The most pernicious use is to group the scores to make claims about the quality of individual teachers. From there, it’s easy to see how tempting it is to make a claim about the quality of a school, and then a whole district. While we’re at it, let’s compare counties, states, regions, countries.
The cold hard truth, in Koretz’s words, is this:
Scores on a single test are now routinely used as if they were a comprehensive summary of what students know or what schools produce (p. 44-45).
He goes on later to add:
Simply attributing differences in scores to school quality or, similarly, simply assuming that scores themselves are sufficient to reveal educational effectiveness, is unrealistic. And more generally, simple explanations of performance differences are usually naïve. All of this is established science (p. 142).
Things get really tricky when hierarchical linear modeling kicks in to provide a “value-added” way to compare actual scores to a prediction and to use the difference to rate teachers’ effectiveness. Ignoring warnings from experts, these value-added models or VAMS, have been misused by policymakers to weigh heavily in the annual evaluation of teachers. Carol Burris, an outspoken principal who opposed this misuse of standardized test scores, recently wrote of a teacher’s lawsuit filed in New York State by my friend, Sheri Lederman, who hopes her case can become “a tipping point” in bringing this damaging unreliable practice to a grinding halt.
That may be wishful thinking because now the dots are being connected to the colleges and universities that educate teachers. They too are to be evaluated and ranked based on the performance of their candidates for teacher certification on standardized tests, which can be more than four in some cases. New federal regulations currently open for public comment until February 2nd would require these institutions of higher education to also track their teacher graduates, and collect their annual evaluation ratings including the VAMS measure, in order to be considered eligible for the TEACH grant program. (I have previously written of how similar perverse incentives plague the new CAEP accreditation standards for these institutions).

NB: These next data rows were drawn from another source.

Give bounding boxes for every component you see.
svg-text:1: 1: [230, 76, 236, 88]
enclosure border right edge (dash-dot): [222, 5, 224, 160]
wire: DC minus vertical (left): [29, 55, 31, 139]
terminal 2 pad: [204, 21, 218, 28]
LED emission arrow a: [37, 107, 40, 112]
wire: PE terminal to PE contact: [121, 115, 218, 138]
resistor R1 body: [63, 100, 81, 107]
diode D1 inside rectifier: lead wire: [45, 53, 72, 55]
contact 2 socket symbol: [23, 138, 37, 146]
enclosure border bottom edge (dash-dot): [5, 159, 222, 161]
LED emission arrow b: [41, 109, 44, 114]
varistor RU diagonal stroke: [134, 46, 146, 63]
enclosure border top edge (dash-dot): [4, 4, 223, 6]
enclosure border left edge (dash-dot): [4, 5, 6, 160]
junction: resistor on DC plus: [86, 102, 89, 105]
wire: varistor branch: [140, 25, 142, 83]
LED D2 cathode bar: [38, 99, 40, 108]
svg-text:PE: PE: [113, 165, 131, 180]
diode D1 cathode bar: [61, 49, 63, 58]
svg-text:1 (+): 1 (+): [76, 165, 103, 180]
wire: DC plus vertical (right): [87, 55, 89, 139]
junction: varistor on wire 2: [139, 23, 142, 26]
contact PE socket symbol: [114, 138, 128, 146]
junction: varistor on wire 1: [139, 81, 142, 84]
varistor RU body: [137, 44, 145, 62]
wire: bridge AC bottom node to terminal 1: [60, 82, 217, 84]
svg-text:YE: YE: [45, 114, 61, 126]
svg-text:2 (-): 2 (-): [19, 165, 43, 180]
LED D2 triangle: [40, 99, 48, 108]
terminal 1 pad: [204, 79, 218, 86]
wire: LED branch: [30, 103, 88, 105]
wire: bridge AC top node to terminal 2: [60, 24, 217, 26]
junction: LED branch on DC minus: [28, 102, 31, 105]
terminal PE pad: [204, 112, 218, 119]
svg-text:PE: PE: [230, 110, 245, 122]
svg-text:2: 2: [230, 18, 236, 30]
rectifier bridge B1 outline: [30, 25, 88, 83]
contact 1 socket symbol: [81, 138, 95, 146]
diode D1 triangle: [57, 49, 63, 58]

Here’s a test question for Arne Duncan, our Secretary of Education:
TRUE OR FALSE?
“A program’s ability to train future teachers who produce positive results in student learning [as measured by standardized testing] is a clear and important standard of teacher preparation program quality.” (from p. 63 in proposed regulations document)
Here’s a hint, provided by Benjamin Campbell of Richmond,Virginia on the federal register of comments. “Current research indicates that no more than 14% -- and often far less – of a student’s learning as measured by standard tests – the only standardized measure – can be attributed to the teacher.”
The bad news is that Arne Duncan, and a whole slew of politicians and policymakers in line behind him, think the correct answer to this question is TRUE. They actually believe harsh punitive consequences work and lead to improvement. They think closing schools and teacher education programs is a good idea. They don’t care if any of their plans are based on faulty data, junk science, or illogical statistics. They blithely ignore extant research, recommendations from experts, and, to put it bluntly, common sense. The question remains – what are we going to do about it?
As Captain Jean-Luc Picard would say, “Engage.”